He's a rag and bone man who obstinately couldn't care if you bought anything; a mad drunk on a binge. "Mule Variations" is a shambles. Tom rants and groans along that dusty road he oft sings from, with musical accompaniment limping behind him like a well-beaten dog. Like the ruined uncle you hero-worshipped as a kid, you'd never take his advice, but you love his turn of phrase and the romance of his dejection.

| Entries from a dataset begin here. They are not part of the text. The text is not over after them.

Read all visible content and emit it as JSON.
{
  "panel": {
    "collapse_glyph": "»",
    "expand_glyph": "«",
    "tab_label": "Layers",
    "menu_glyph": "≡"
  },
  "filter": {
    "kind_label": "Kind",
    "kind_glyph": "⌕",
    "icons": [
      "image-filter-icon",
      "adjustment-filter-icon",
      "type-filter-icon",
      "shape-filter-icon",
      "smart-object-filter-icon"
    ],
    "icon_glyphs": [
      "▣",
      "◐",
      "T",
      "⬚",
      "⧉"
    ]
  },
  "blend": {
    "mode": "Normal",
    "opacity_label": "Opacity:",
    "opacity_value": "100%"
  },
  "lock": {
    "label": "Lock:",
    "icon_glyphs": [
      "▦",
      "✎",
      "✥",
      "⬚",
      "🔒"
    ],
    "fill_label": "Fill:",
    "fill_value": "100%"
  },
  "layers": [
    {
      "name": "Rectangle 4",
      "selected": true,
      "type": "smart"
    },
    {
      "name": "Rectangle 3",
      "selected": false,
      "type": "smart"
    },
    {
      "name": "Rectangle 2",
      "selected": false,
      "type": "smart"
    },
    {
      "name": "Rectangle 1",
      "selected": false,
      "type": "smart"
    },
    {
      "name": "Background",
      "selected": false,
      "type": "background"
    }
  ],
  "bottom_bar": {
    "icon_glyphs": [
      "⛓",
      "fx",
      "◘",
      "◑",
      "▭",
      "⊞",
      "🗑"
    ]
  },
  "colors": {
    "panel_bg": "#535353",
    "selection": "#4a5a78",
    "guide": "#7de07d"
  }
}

Wrapped in ham-fisted guitars, a ruined voice, intrusive beats and a general sense of ill health, these beautifully crafted songs take us on a detour through the alleys and motels unvisited by teenage pop-stars and their flashy hygienic posturing. In a wilful rejection of the contemporary, he's made an effort to recreate the warmth and recording values of early blues recordings (this music would probably disappear on contact with modern radio compression techniques), but this only serves to disguise his hand. As often as he revisits the musical obsessions of the past, uses the same melodic and bluesy intonations of his earlier balladry ('Hold On', 'Georgie Lee'), he's also finding new ways to deliver his message. On "Mule Variations", he employs turntables and programming (on songs like 'Filipino Box Spring Hog') to the same effect as an under-paid blues combo. Typically, he never acknowledges or nods to this tacit acceptance of the contemporary, which makes "Mule Variations" both an antidote to nice-clean-electro-pop, and also a nice subversion of his anachronistic blues-man persona.

So, by being complicated and contradictory, Tom helps make sure that the battered booze-hound is still relevant, still warming our hears, and still rewriting/sticking to the plot. The piano, sampler, A&R man and studio engineer have all been drinking, and like always, the truth comes out with drink. One more for the road Tom?